The province quickly pinned its hopes on an established miner to dig up the rocks, which contains some of the highest grades of chromite in the world. But Cliffs Natural, the company that took on the challenge, had little experience building a mine, much less working in the difficult terrain of Northern Ontario.

Nonetheless, Cliffs initially set an ambitious target of 2015 for the start of production and said it would build a ferrochrome processing plant near Sudbury. But the company faced concerns from the First Nations communities who live off the land, as well as what it saw as delays from the province. Cliffs shut its operations in the Ring last year, mainly because its flagship iron ore business had been hit hard by a sharp drop in prices. And last month it put the project up for sale.

Other companies followed suit and now only a handful are working in the ring. Noront Resources Ltd. is waiting for an environmental permit for its nickel project and is banking on the government to build a road to its mine site. Tiny KWG Resources Inc. is trying to raise funds to buy Cliffs' chromite assets. Other junior explorers are struggling to stay afloat.

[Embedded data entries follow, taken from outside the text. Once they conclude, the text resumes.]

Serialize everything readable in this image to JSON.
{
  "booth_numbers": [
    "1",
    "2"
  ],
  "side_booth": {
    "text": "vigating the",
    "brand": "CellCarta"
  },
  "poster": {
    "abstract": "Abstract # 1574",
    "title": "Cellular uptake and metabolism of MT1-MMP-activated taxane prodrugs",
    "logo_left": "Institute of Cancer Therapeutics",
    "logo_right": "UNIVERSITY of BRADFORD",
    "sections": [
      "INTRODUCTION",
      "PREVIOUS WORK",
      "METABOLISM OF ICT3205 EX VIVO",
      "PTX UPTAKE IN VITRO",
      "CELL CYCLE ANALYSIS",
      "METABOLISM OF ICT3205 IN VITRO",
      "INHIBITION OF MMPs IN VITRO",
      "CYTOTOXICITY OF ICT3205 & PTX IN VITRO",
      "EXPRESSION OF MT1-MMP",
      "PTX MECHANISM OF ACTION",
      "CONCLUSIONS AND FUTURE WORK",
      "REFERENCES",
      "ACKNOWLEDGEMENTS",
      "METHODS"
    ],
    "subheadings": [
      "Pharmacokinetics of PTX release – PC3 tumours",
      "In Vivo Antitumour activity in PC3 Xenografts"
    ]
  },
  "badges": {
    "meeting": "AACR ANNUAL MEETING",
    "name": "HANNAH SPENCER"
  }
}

Despite all this, the Ontario government is adamant the Ring must be developed.

"We are committed to our billion dollars because we recognize how crucial this project is," said Michael Gravelle, Ontario's Minister of Northern Development and Mines. When asked how the government knows it will be economical, Mr. Gravelle said: "That is why discussion with industry is so important."

As for whether the government would build the road without the mine, Mr. Gravelle replied: "There is no question there are other projects, other discussions going on related to opening up access to the communities. But what this gives us an opportunity to provide is access to an extraordinary economic development opportunity that can change the lives, not just of the First Nations in the area, but quite frankly almost everybody in Northern Ontario."

The government estimates the Ring holds $50-billion in chromite and $10-billion in nickel, copper and other metals. However, the $60-billion figure does not take into account the cost to build the infrastructure and all the other expenses that goes into mining and transporting the ore.

"Sometimes people get the wrong impression," said James Franklin, the former chief geologist for Canada who calculated the value. "It sounds like a big number, but after the costs are taken off, there may not be a lot left as profit. That said, much of this value ends up as money spent in Ontario, as salaries, indirect money spent on goods and services, and taxes, so the province would be a winner."

The mining process is also complicated. Unlike diamonds or gold, which are also mined in the province's north, chrome ore is bulky and heavy.

Cliffs had planned to mine 4.4 million tonnes of crude ore a year. The only way to get that much rock out of the mining site was by truck. And that would require a wide road and two sturdy bridges to cross a pair of large rivers in the area. After that, there's the issue of shipping the ore to China, the largest consumer of chromite. And if Ontario wants to turn the chromite into ferrochrome, which is much more valuable than chrome ore, a smelter will have to be built.

Another problem is the price of the resource. Like other steel-making minerals, such as iron ore and metallurgical coal, there is a glut of chromite in world right now, making it difficult to see the benefits of the development. It could be years before there is a recovery. The chromite market is expected to tighten by 2018, according to CRU Group forecasts.

"If you're going to spend a lot of time and effort on the social licence, permitting, First Nations, you better make sure that the quality of the underlying asset is worth it because it is going to be a long tough road to get all those other things done," said Noront CEO Alan Coutts. "You got to make sure that in the end that you have a profitable operation."